Discerning readers will note a plot gaffe: Why wasn't Rachel and Tom's home sold during the divorce--and why wasn't Rachel awarded half the money from the sale? I can't imagine Anna, the second wife, living in the ex-wife's home. Are wives just slots to be exchanged and filled? Is Tom so devastatingly attractive that women commit adultery with him without compunction? Where is the feminist solidarity? (Remember how appalled women were upon discovering that John Edwards, a presidential candidate, had an affair with a massage therapist while his wife suffered from breast cancer).

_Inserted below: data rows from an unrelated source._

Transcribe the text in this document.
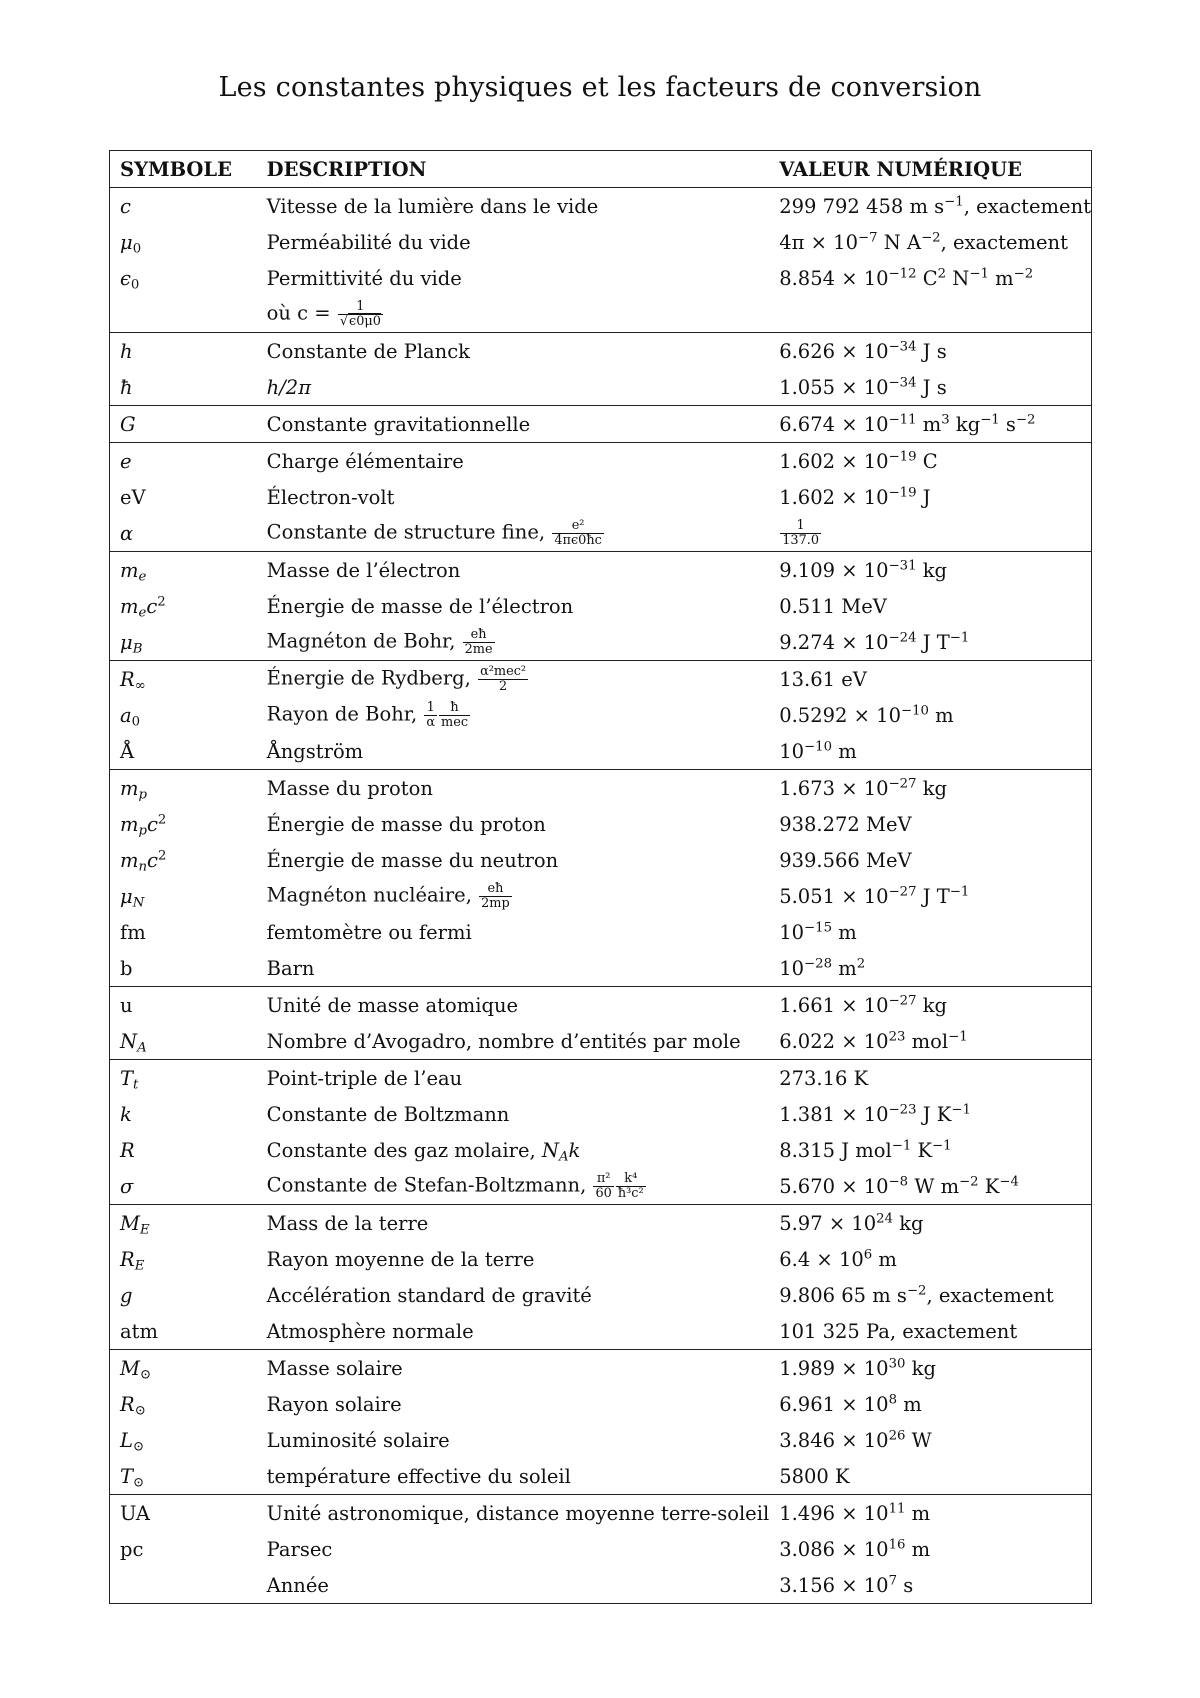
Les constantes physiques et les facteurs de conversion
SYMBOLE	DESCRIPTION	VALEUR NUMÉRIQUE
c	Vitesse de la lumière dans le vide	299 792 458 m $s^{-1}$, exactement
$\mu_0$	Perméabilité du vide	$4\pi \times 10^{-7}$ N $A^{-2}$, exactement
$\epsilon_0$	Permittivité du vide	$8.854 \times 10^{-12}$ $C^2$ $N^{-1}$ $m^{-2}$
	où $c = \frac{1}{√\epsilon 0\mu 0}$

h	Constante de Planck	$6.626 \times 10^{-34}$ J s
ħ	h/2π	$1.055 \times 10^{-34}$ J s
G	Constante gravitationnelle	$6.674 \times 10^{-11}$ $m^3$ $kg^{-1}$ $s^{-2}$
e	Charge élémentaire	$1.602 \times 10^{-19}$ C
eV	Électron-volt	$1.602 \times 10^{-19}$ J
α	Constante de structure fine, $\frac{\text{e²}}{4\pi\epsilon 0ħc}$	$\frac{1}{137.0}$

$m_e$	Masse de l’électron	$9.109 \times 10^{-31}$ kg
$m_ec^2$	Énergie de masse de l’électron	0.511 MeV
$\mu_B$	Magnéton de Bohr, $\frac{eħ}{2me}$	$9.274 \times 10^{-24}$ J $T^{-1}$
$R_\infty$	Énergie de Rydberg, $\frac{\text{α²mec²}}{2}$	13.61 eV
$a_0$	Rayon de Bohr, $\frac{1}{\alpha} \frac{ħ}{\text{mec}}$	$0.5292 \times 10^{-10}$ m
Å	Ångström	$10^{-10}$ m
$m_p$	Masse du proton	$1.673 \times 10^{-27}$ kg
$m_pc^2$	Énergie de masse du proton	938.272 MeV
$m_nc^2$	Énergie de masse du neutron	939.566 MeV
$\mu_N$	Magnéton nucléaire, $\frac{eħ}{2mp}$	$5.051 \times 10^{-27}$ J $T^{-1}$
fm	femtomètre ou fermi	$10^{-15}$ m
b	Barn	$10^{-28}$ $m^2$
u	Unité de masse atomique	$1.661 \times 10^{-27}$ kg
$N_A$	Nombre d’Avogadro, nombre d’entités par mole	$6.022 \times 10^{23}$ mol$^{-1}$
$T_t$	Point-triple de l’eau	273.16 K
k	Constante de Boltzmann	$1.381 \times 10^{-23}$ J $K^{-1}$
R	Constante des gaz molaire, $N_Ak$	8.315 J mol$^{-1}$ $K^{-1}$
σ	Constante de Stefan-Boltzmann, $\frac{\text{π²}}{60} \frac{\text{k⁴}}{\text{ħ³c²}}$	$5.670 \times 10^{-8}$ W $m^{-2}$ $K^{-4}$
$M_E$	Mass de la terre	$5.97 \times 10^{24}$ kg
$R_E$	Rayon moyenne de la terre	$6.4 \times 10^6$ m
g	Accélération standard de gravité	9.806 65 m $s^{-2}$, exactement
atm	Atmosphère normale	101 325 Pa, exactement
$M_⊙$	Masse solaire	$1.989 \times 10^{30}$ kg
$R_⊙$	Rayon solaire	$6.961 \times 10^8$ m
$L_⊙$	Luminosité solaire	$3.846 \times 10^{26}$ W
$T_⊙$	température effective du soleil	5800 K
UA	Unité astronomique, distance moyenne terre-soleil	$1.496 \times 10^{11}$ m
pc	Parsec	$3.086 \times 10^{16}$ m
	Année	$3.156 \times 10^7$ s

Are other readers puzzled (and disappointed) that the novel was not titled "The Woman on the Train", caboosing perhaps onto Gillian Flynn’s less appealing sociopathic bestseller?
This is a story about a drunk and a hyper-sexed suburban housewife. First, a reader cannot really care about any of the sad and sick characters in the book; second, there is no suspense -- you know the plot line and conclusion within the first 100 pages; and third, a reader has only one thing to sustain himself -- how long will it take the drunk to remember? It is a pointless story with prosaic prose (not a single highlighted sentence in my copy!) and paper-thin characters. I
I cannot think of a single redeeming quality about this book except that it did not go on any longer. Had it ended in the first 25 pages, I would have been grateful to the author for putting me out of my misery associated with buying this book!!
Unless you are hankering to be bored or fall into a deep slumber while reading this book, do not buy or read it.
I would never have picked up this book on my own after my experience of reading Gone Girl except it was a selection of my book club. Any book that is compared to Gone Girl will be a book that I will strike from my list of possible reads. Girl on a Train also has one of the worst covers that I have ever seen. The lettering on the cover is probably very effective in trying to give a feeling of motion because it gives me motion sickness every time I look at it.
This book was not an enjoyable read for me. I don't like unreliable narrators. I don't like books filled with unsympathetic characters. I don't like books that flip back and forth with time. I cannot recommend this book to anyone unless you enjoy the things that I don't.